As for safety in KARDIA-1, the authors reported mild to moderate drug-related adverse events, namely transient injection site reactions and hyperkalemia, affecting 16.9% of zilebesiran-treated patients compared with 8.0% of the placebo group.

Altogether, total adverse events reached 60.9% and 50.7% of zilebesiran and placebo groups, respectively, with serious adverse events in 3.6% and 6.7%, although none of the latter were deemed related to the siRNA-based drug.

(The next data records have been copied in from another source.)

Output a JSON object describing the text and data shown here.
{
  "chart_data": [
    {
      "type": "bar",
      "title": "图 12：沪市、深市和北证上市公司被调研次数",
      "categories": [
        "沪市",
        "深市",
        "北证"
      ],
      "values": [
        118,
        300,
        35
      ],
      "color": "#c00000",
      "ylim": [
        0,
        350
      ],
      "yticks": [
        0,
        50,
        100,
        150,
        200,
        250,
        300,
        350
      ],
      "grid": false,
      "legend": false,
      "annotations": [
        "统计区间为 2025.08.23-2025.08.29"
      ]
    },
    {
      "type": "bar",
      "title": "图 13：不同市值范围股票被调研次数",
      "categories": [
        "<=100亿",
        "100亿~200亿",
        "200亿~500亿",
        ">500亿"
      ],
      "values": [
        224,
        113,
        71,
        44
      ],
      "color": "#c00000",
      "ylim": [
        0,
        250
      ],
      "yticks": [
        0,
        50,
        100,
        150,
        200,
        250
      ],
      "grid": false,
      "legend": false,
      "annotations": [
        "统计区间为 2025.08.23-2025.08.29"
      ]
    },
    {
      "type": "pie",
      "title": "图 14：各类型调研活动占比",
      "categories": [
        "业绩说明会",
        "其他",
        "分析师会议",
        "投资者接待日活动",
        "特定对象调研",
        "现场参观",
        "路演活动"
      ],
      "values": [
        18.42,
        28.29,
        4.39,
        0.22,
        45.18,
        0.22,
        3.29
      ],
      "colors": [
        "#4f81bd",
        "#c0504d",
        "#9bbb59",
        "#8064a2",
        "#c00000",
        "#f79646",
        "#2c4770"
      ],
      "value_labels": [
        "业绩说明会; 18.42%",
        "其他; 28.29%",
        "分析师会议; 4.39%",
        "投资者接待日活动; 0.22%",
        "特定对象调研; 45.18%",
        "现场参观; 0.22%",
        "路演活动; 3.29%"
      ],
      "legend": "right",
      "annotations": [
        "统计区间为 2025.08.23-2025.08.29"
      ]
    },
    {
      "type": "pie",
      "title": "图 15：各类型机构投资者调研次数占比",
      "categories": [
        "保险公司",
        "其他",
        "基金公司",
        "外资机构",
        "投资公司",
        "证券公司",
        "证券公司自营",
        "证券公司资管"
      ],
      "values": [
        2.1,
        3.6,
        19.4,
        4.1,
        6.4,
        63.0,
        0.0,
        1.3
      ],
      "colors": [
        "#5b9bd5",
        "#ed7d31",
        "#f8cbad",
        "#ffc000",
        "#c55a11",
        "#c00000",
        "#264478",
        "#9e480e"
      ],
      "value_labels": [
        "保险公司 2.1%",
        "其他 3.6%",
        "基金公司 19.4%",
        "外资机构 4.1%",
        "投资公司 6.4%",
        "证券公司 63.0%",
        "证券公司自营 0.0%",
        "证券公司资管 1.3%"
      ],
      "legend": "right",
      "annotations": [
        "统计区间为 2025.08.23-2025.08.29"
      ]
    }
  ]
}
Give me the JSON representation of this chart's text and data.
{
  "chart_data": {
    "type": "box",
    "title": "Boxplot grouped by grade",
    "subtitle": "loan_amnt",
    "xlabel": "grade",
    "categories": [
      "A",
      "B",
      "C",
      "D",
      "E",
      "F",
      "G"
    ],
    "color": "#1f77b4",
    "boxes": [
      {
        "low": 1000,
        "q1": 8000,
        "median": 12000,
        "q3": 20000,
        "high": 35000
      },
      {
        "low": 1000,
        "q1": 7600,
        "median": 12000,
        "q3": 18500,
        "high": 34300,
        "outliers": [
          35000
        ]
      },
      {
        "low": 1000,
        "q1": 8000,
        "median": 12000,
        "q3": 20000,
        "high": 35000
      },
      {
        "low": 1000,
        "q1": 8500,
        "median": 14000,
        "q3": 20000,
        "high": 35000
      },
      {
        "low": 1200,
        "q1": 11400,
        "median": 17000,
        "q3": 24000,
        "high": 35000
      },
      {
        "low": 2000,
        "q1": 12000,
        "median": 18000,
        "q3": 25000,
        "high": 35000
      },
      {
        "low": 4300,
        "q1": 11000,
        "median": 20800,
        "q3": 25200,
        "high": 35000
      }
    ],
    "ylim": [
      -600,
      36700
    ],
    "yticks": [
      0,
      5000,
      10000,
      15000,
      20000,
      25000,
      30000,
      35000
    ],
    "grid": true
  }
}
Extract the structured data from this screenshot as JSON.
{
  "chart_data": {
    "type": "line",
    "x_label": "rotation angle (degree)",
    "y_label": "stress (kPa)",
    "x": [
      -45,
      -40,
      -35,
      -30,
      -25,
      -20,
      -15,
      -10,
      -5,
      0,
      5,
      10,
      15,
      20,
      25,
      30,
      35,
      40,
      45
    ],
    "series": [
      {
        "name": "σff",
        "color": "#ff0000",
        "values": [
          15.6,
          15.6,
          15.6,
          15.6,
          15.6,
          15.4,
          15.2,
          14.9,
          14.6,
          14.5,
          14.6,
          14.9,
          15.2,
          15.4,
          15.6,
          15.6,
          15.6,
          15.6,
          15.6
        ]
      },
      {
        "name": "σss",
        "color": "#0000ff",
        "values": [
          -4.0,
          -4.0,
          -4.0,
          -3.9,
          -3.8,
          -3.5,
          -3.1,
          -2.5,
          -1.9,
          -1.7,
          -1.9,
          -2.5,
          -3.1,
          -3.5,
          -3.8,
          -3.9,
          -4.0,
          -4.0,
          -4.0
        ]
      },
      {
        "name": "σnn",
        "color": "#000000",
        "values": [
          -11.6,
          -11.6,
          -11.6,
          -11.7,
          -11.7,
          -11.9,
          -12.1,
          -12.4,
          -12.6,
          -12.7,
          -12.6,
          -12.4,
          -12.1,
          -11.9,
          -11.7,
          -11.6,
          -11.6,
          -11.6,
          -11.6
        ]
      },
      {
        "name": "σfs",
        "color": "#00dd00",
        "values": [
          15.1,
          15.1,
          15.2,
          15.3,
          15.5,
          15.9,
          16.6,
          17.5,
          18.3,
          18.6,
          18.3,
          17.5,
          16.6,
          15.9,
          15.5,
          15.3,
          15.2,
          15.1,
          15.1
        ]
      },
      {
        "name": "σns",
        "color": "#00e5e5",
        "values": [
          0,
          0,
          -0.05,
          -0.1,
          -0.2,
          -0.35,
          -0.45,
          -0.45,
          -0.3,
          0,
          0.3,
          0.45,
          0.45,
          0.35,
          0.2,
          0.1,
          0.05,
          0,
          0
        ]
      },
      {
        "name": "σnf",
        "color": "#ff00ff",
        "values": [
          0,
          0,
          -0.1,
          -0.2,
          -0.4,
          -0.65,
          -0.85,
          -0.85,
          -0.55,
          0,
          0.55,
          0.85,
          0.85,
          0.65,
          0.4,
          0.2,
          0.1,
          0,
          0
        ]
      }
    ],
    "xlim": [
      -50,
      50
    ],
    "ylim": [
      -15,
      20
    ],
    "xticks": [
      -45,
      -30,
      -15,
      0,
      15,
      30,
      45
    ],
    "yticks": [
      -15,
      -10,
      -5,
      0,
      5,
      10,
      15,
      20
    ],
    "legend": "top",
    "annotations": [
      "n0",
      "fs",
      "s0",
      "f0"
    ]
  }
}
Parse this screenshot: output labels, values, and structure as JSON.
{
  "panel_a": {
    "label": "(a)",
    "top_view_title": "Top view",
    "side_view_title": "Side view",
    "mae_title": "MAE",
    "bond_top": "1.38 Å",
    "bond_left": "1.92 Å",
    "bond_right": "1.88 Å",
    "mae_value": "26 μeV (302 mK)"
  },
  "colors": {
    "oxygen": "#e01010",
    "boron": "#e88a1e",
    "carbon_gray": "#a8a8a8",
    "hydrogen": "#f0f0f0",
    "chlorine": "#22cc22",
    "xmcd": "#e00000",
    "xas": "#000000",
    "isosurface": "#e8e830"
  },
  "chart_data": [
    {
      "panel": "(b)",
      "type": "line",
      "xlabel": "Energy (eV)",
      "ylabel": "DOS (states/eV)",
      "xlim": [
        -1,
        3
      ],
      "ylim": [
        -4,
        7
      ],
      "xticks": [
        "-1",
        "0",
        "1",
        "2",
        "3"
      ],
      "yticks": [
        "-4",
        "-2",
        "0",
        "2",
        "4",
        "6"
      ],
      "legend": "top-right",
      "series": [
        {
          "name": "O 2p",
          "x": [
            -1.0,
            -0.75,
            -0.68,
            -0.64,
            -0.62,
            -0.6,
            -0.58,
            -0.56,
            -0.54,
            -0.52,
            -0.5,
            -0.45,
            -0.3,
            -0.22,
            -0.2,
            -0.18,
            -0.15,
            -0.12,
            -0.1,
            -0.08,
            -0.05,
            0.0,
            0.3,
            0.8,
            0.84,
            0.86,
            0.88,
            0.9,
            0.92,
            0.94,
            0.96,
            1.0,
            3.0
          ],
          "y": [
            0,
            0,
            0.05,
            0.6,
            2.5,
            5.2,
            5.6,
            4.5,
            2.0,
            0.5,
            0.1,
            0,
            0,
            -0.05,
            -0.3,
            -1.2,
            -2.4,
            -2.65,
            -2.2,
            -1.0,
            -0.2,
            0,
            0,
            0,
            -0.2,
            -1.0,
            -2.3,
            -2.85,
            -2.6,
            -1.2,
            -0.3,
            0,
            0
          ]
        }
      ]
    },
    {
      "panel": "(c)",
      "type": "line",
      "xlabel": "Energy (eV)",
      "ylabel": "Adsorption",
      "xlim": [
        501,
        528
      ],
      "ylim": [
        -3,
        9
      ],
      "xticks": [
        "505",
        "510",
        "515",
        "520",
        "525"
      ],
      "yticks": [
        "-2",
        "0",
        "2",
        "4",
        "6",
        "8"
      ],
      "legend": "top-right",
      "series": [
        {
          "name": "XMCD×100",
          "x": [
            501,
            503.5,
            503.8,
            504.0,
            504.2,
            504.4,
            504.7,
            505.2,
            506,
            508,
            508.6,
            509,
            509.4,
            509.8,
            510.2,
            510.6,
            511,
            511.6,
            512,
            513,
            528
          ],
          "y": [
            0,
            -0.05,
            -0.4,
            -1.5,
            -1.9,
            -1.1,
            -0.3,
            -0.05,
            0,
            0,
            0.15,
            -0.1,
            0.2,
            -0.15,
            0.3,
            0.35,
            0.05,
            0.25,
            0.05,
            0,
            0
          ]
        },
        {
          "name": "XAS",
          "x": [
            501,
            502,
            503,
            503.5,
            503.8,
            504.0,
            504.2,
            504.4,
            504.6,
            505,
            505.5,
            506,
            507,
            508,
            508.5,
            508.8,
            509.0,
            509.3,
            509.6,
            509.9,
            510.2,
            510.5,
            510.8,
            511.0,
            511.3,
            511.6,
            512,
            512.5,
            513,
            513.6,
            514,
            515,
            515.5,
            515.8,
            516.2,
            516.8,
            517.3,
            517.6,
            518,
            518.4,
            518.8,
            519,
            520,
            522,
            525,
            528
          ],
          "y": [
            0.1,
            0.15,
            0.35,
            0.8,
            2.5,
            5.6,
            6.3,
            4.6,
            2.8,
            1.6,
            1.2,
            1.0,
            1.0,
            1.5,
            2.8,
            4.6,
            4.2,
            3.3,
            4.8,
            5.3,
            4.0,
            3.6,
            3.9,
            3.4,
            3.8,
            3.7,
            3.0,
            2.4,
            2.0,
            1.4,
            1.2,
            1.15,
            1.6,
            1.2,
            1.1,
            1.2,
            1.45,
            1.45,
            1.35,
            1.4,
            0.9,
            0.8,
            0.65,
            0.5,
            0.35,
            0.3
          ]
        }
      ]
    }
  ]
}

Fears that patients would develop refractory hypotension from zilebesiran treatment did not come to fruition in the study.

Ernesto Schiffrin, MD, PhD, of Jewish General Hospital in Montreal, stressed the clinical benefit of sustained BP reductions for patients with hypertension.

“There is little doubt that lack of adherence to treatment is a major cause of not achieving goal BP during treatment with antihypertensive agents. An agent that can be administered, even if by injection, with few adverse effects every 6 months that produces a sustained lowering of BP represents an important potential advance in relation to adherence to therapy,” Schiffrin wrote in an accompanying editorial.

The initial KARDIA-1 report had been presented at the American Heart Association meeting last fall.

This dose-ranging study, conducted at 78 sites in four countries, enrolled 394 adults with mild to moderate hypertension and randomly assigned them to various subcutaneous doses of zilebesiran (150, 300, or 600 mg once every 6 months, or 300 mg once every 3 months) or placebo for 6 months.

Eligible patients had to be either untreated or treated with a stable regimen of up to two antihypertensive therapies and have a daytime mean ambulatory systolic BP of 135-160 mm Hg following washout of background antihypertensive medications.

Study participants averaged age 57; and 44.3% were women. Approximately a quarter were Black patients. At baseline, 24-hour mean ambulatory BP was 142/82 mm Hg.

Bakris’ group acknowledged that it remains unknown how the siRNA therapy would perform in a broader population of unselected patients, including those treated with antihypertensives or those with more severe BP elevations.